Redevelopment In India (Cont’d.)

For readers interested in the subject of eminent domain in India, there is an additional informative news item — an on-line interview with the Indian Rural Development Minister Jairam Ramesh; see Rupashree Nanda, Jairam Ramesh Calls New Land Bill “a Compromise,” ibnlive.in.com, September 10, 2011, click here. We learn from it that the proposed Indian legislation represents an overdue major break with that country’s prior eminent domain law, enacted  in 1894.

According to Minister Ramesh, the new legislation is candidly designed to protect the interest of small Indian farmers who have been bearing the brunt of the existing law, as noted in our post of a couple of days ago: Redevelopment in India – It’s the Same the Whole World Over, September 9, 2011 — click here.  It turns out that during the past 50 to 60 years some 50 million people have been displaced in India “on account of various development projects,” with some of them displaced more than once, and some who have not yet “received their R and R package” 40 years after the taking. R and R stands for “relief and rehabilitation,” which we surmise is their equivalent of what we call Relocation Assostance. Minister Ramesh opined that abuses of that kind are “one of the reasons for Naxalism in Central India.” Naxalism, it turns out, is a violent Maoist insurgency movement that has been a serious problem in Central India.

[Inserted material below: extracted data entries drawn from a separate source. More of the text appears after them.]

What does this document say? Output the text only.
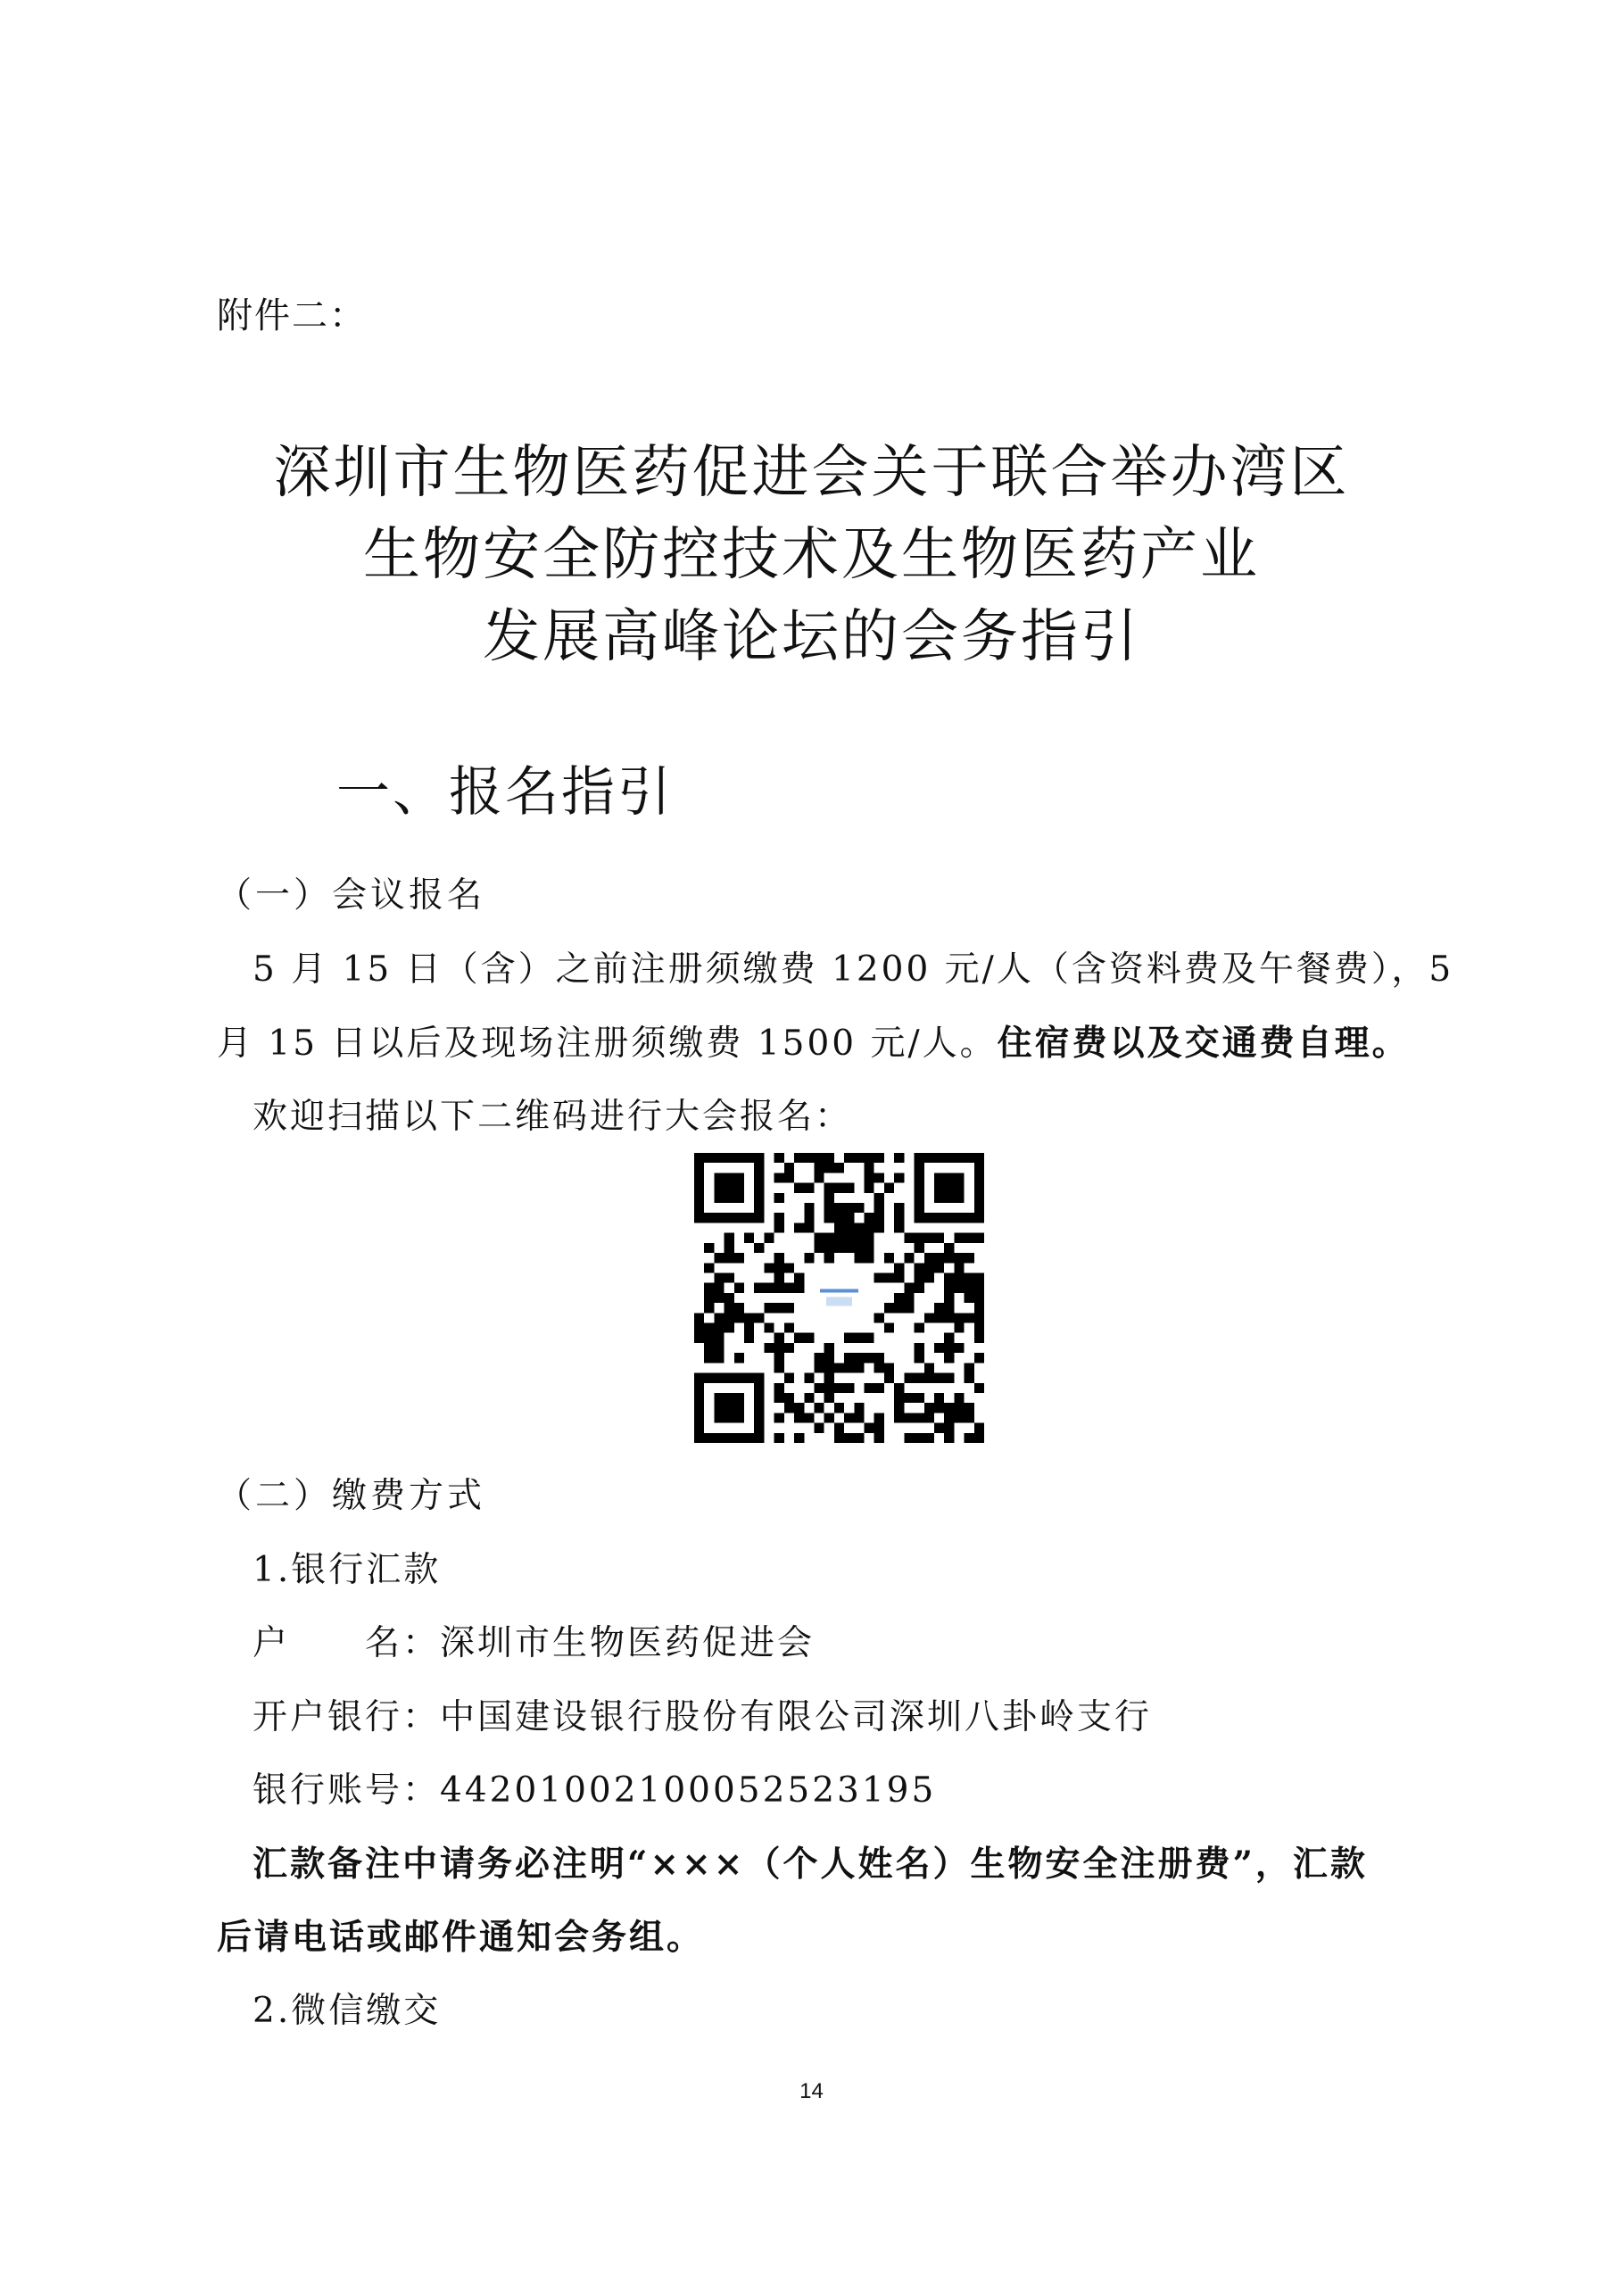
附件二：
深圳市生物医药促进会关于联合举办湾区
生物安全防控技术及生物医药产业
发展高峰论坛的会务指引
一、报名指引
（一）会议报名
5 月 15 日（含）之前注册须缴费 1200 元/人（含资料费及午餐费），5
月 15 日以后及现场注册须缴费 1500 元/人。住宿费以及交通费自理。
欢迎扫描以下二维码进行大会报名：
（二）缴费方式
1.银行汇款
户　　名：深圳市生物医药促进会
开户银行：中国建设银行股份有限公司深圳八卦岭支行
银行账号：44201002100052523195
汇款备注中请务必注明“×××（个人姓名）生物安全注册费”，汇款
后请电话或邮件通知会务组。
2.微信缴交
14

We have not seen Naxalism covered in the American news media but you can check it out on Wikipedia.

In India, land may be taken by eminent domain for “industrialization and urbanization” and that combined with the rule over there that land taken for one  purpose may be used for another (where have we heard that one before?), and evidently prevailing undercompensation of displaced rural landowners, has resulted in takings of more land than is needed.

The proposed legislation provides for compensation at the rate of four times the “registered land price” (which we surmise is what we would call “assessed value”), with compensation payable not only to property owners, but also to “livelihood losers,” such as sharecroppers.